I purchased an updated (SD card) from Nissan. Came with instructions to install yourself but since I happened to be at my local garage, I had them do it. It did not work and now the entire system is "frozen", can't be fixed and Nissan dealer quotes $4200 for a new one. Working with Consumer Affairs to try to get this fixed. I'm about 1000 miles over warranty It was obviously the wrong card since they now tell me there is no map update available for the 2015 model. Seems like Nissan won't stand behind this. Too bad I've only driven Nossans for the last 20 years or more with no trouble at all.


----------



## AndyMac (Mar 19, 2009)

A few weeks ago I discovered the 2018 (actually 2016-2017) maps available at Nissan Navigation Map Updates | Home | HERE and ordered it. This time it arrived and I had no problems upgrading the navigation system in my 2015 Murano.


----------



## New2Murano2015 (Feb 14, 2018)

AndyMac do you like the updated version? I am either going to buy it for my 2015 Murano SL, or buy a Garmin. The Garmin base model is $170 so Id rather buy the Murano Navi update. But only if it's worth $130. 

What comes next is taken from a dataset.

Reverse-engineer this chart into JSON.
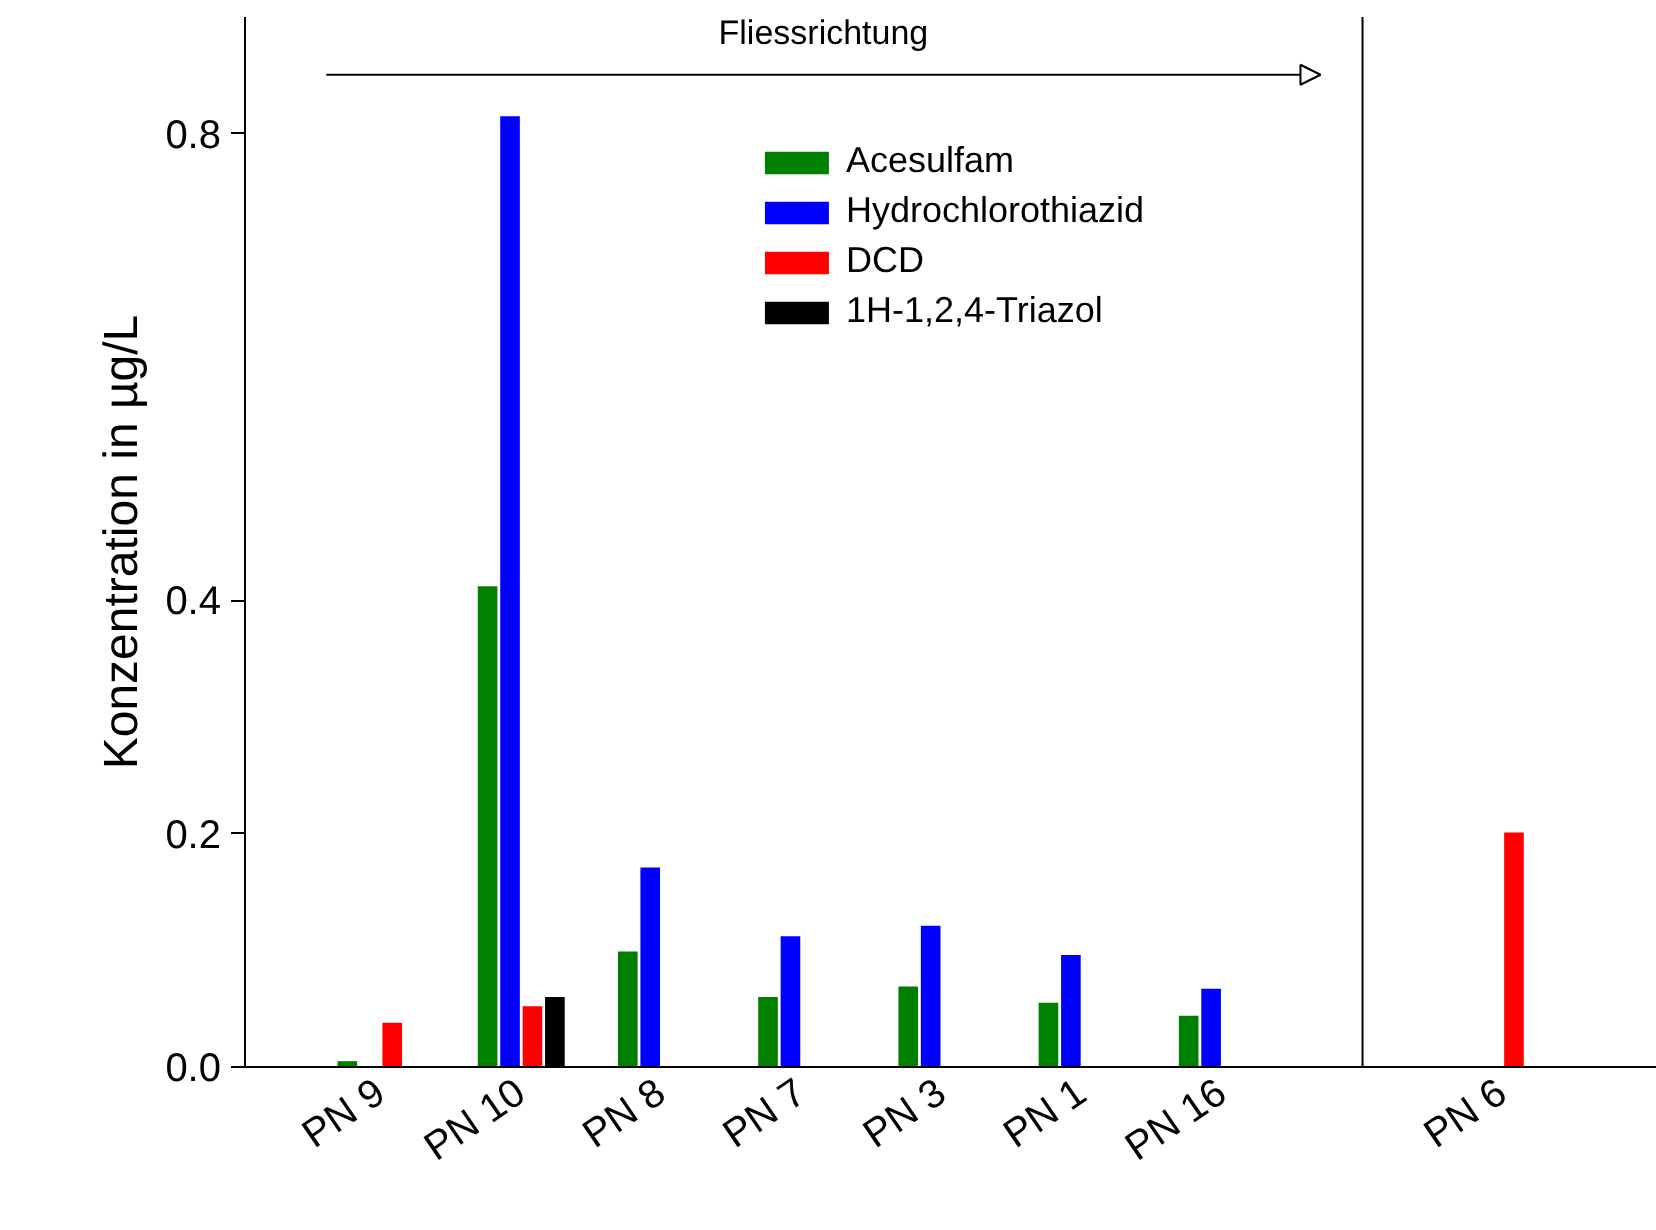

I just bought a 2015 Murno SL with Tech. Package, but the Navi is still from 2013-2014, and I don't like it 

If you could, would you re-buy it, or go with a Garmin type of Navi system? Thanks!



AndyMac said:


> A few weeks ago I discovered the 2018 (actually 2016-2017) maps available at HERE and ordered it. This time it arrived and I had no problems upgrading the navigation system in my 2015 Murano.


----------



## AndyMac (Mar 19, 2009)

New2Murano2015 said:


> AndyMac do you like the updated version? I am either going to buy it for my 2015 Murano SL, or buy a Garmin. The Garmin base model is $170 so Id rather buy the Murano Navi update. But only if it's worth $130.
> 
> I just bought a 2015 Murno SL with Tech. Package, but the Navi is still from 2013-2014, and I don't like it
> 
> If you could, would you re-buy it, or go with a Garmin type of Navi system? Thanks!


If you are talking about spending the money for the SD card upgrade for the built-in nav system or spending the money on a standalone Garmin unit, my choice would be to upgrade the built-in nav system. I didn't spend the money on the Nissan navigation system so I could stick something up on the dash with wires running all over the place.

The interface and software are the same. I can tell the maps are updated based on them matching roads that have changed in the last few years but if you don't like the interface in the car navigation system then maybe you need to go with the Garmin.


----------